Sobre la mesa de trabajo yacían sus lentes de aro, algunas de las enormes balas arrancadas a los muros, artículos de la época, grabaciones de su voz y los libros que leía Trotsky el día del atentado: "The brown book of the Hitler Terror" y la versión en francés de "El nacimiento del fascismo en Italia". Al lado y en la penumbra, se encontraba el comedor, donde en los buenos tiempos se reunía la familia con los amigos que venían de todas partes del mundo y la biblioteca con libros, revistas y periódicos.
Todo estaba intacto desde entonces cuando realicé esa visita: su esposa Natalia Sedova, quien vivió allí durante unos 15 meses, no quiso derrumbar las tapias que ocultaban las ventanas, ni las garitas, ni los muros de concreto, ni los portalones de hierro que daban a la casa un aire fantasmal.
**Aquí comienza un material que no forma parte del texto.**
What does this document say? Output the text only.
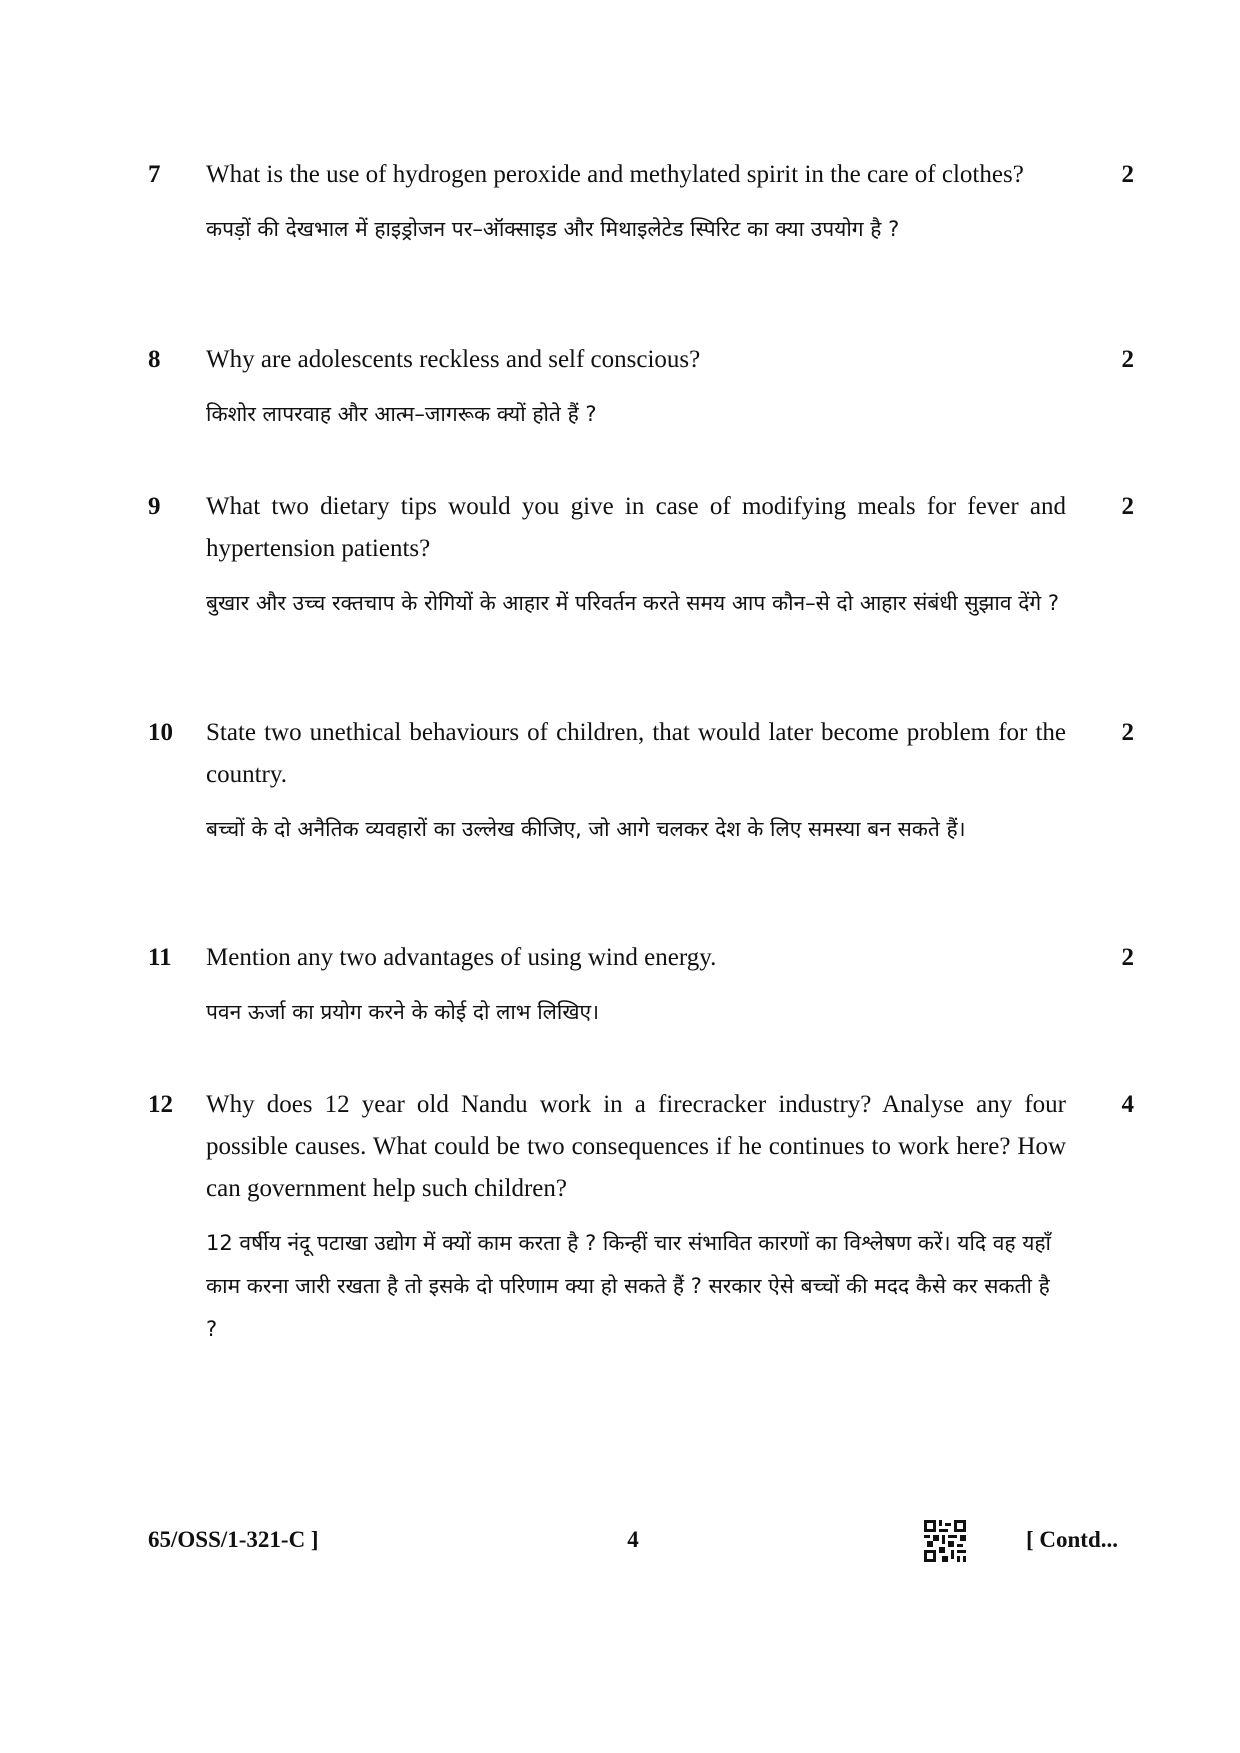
7	What is the use of hydrogen peroxide and methylated spirit in the care of clothes?

कपड़ों की देखभाल में हाइड्रोजन पर–ऑक्साइड और मिथाइलेटेड स्पिरिट का क्या उपयोग है ?

2
8	Why are adolescents reckless and self conscious?

किशोर लापरवाह और आत्म–जागरूक क्यों होते हैं ?

2
9	What two dietary tips would you give in case of modifying meals for fever and hypertension patients?

बुखार और उच्च रक्तचाप के रोगियों के आहार में परिवर्तन करते समय आप कौन–से दो आहार संबंधी सुझाव देंगे ?

2
10	State two unethical behaviours of children, that would later become problem for the country.

बच्चों के दो अनैतिक व्यवहारों का उल्लेख कीजिए, जो आगे चलकर देश के लिए समस्या बन सकते हैं।

2
11	Mention any two advantages of using wind energy.

पवन ऊर्जा का प्रयोग करने के कोई दो लाभ लिखिए।

2
12	Why does 12 year old Nandu work in a firecracker industry? Analyse any four possible causes. What could be two consequences if he continues to work here? How can government help such children?

12 वर्षीय नंदू पटाखा उद्योग में क्यों काम करता है ? किन्हीं चार संभावित कारणों का विश्लेषण करें। यदि वह यहाँ काम करना जारी रखता है तो इसके दो परिणाम क्या हो सकते हैं ? सरकार ऐसे बच्चों की मदद कैसे कर सकती है ?

4
65/OSS/1-321-C ]	4	[ Contd...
Sin embargo, cuando ya estaba cerca la reivindicación en el terreno de las leyendas del héroe bolchevique, libre ya de sus aires de réprobo demoníaco para los fieles estalinistas o para los anticomunistas, la Ciudad de México asumió la administración del museo.
Después de una larga travesía del desierto, la casa tapiada y maldita recobraba la normalidad precaria de aquellos años de antes del asesinato de Trotsky, marcados por incesantes visitas de personalidades como Diego Rivera, Frida Kahlo y André Breton, cuando reinaban allí pese a las estrictas medidas de seguridad y los muros tapiados el espíritu de la amistad, la conversación y el amor al arte y al pensamiento de los exiliados, iluminados por la presencia del brillante político y militar ruso. Todo eso de repente quedó marcado por la desgracia y la traición que trajo Mercader y aun ahora, cuando la casa es remozada y conservada, las plantas regadas, los muros y la fachada pintadas con frecuencia, se siente el peso terrible de la muerte y el terror de aquellos tiempos de guerra infernal entre ideologías a mediados del siglo pasado.